The case again illustrates the difference between persistence and validity. Models do not necessarily disappear from language, culture, or history when they are scientifically falsified. Global falsification means rather that a model no longer possesses viable competitiveness within the relevant scientific contexts of practice.
Anti-immunization check. The four humors theory cannot be epistemically rescued by treating its present-day historical or metaphorical use as a relevant medical domain. Such a residual domain would not be independently stabilized by current medical testing procedures, therapeutic successes, or scientific evaluative orderings.

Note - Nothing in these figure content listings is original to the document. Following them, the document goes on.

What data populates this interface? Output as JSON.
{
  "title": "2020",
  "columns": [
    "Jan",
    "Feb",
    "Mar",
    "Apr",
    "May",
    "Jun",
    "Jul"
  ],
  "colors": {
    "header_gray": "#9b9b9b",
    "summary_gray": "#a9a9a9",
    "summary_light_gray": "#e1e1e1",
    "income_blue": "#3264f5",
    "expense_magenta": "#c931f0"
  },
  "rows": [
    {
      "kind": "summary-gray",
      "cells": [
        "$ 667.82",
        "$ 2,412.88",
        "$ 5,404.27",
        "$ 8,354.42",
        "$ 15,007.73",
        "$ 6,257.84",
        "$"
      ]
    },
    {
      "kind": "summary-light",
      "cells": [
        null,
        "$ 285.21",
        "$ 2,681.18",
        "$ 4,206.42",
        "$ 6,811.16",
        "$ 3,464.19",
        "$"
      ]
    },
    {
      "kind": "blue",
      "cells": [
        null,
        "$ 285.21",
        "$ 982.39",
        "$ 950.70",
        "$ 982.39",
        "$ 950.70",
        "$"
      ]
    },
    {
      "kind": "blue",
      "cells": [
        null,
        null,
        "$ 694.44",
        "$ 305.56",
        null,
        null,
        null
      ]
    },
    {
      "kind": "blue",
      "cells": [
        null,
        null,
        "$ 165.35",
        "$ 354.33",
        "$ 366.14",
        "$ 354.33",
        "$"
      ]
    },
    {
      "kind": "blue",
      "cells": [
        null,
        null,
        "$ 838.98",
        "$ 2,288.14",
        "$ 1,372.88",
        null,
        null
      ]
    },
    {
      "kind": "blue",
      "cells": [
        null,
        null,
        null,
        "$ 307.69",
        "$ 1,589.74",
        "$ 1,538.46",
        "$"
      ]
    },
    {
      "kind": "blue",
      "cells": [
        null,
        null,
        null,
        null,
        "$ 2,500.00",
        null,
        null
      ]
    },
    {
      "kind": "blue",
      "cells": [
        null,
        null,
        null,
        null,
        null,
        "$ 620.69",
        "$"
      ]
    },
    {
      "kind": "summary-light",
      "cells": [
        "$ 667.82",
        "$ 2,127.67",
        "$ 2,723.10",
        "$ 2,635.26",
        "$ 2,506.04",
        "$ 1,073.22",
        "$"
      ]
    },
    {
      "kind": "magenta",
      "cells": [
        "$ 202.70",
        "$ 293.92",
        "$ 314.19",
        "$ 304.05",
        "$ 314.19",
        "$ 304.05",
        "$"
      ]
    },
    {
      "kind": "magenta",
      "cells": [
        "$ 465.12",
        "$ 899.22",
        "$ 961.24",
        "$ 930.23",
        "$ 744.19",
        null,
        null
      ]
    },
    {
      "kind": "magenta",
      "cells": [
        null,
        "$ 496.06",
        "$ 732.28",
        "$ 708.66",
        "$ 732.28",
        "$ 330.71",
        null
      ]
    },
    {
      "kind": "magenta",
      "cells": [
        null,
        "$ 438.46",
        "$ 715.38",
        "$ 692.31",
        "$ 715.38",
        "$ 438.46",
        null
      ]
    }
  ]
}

A.6 Overview of the Examples
| Case | Problematic domain | Preserved domain | Diagnosis within the framework of this paper |
|---|---|---|---|
| Newtonian mechanics | relativistic velocities, strong gravitation, high-precision boundary cases | technical, everyday, and engineering applications, and classical regimes of approximation | contextual falsification with domain restriction |
| Phlogiston theory | combustion, oxidation, chemical reaction theory | no current scientific domain; historical and didactic residual use | global falsification |
| Climate models | particular regional, short-term, or highly uncertain subdomains | long-term global trends and robust ensemble-based projections | contextual falsification within model families |
| Ptolemaic epicycles | astronomical explanation under changed mathematical and physical conditions | historical and didactic reconstruction | global replacement; boundary case between legitimate adjustment and ad hoc stabilization |
| Four humors theory | modern medical diagnostics and therapy | historical, cultural-historical, or metaphorical use | global falsification despite cultural persistence |
The examples show that the two-stage falsification structure is not merely a formal distinction. It allows different cases of scientific model evaluation to be reconstructed in differentiated ways: models can fail locally and yet be rationally preserved; they can persist historically and yet be globally falsified; they can be improved through legitimate domain refinement or stabilized artificially through merely ad hoc decomposition. What is decisive in each case is whether the remaining model validity is supported by relevant domains, disciplinary evaluative standards, and new epistemic gains.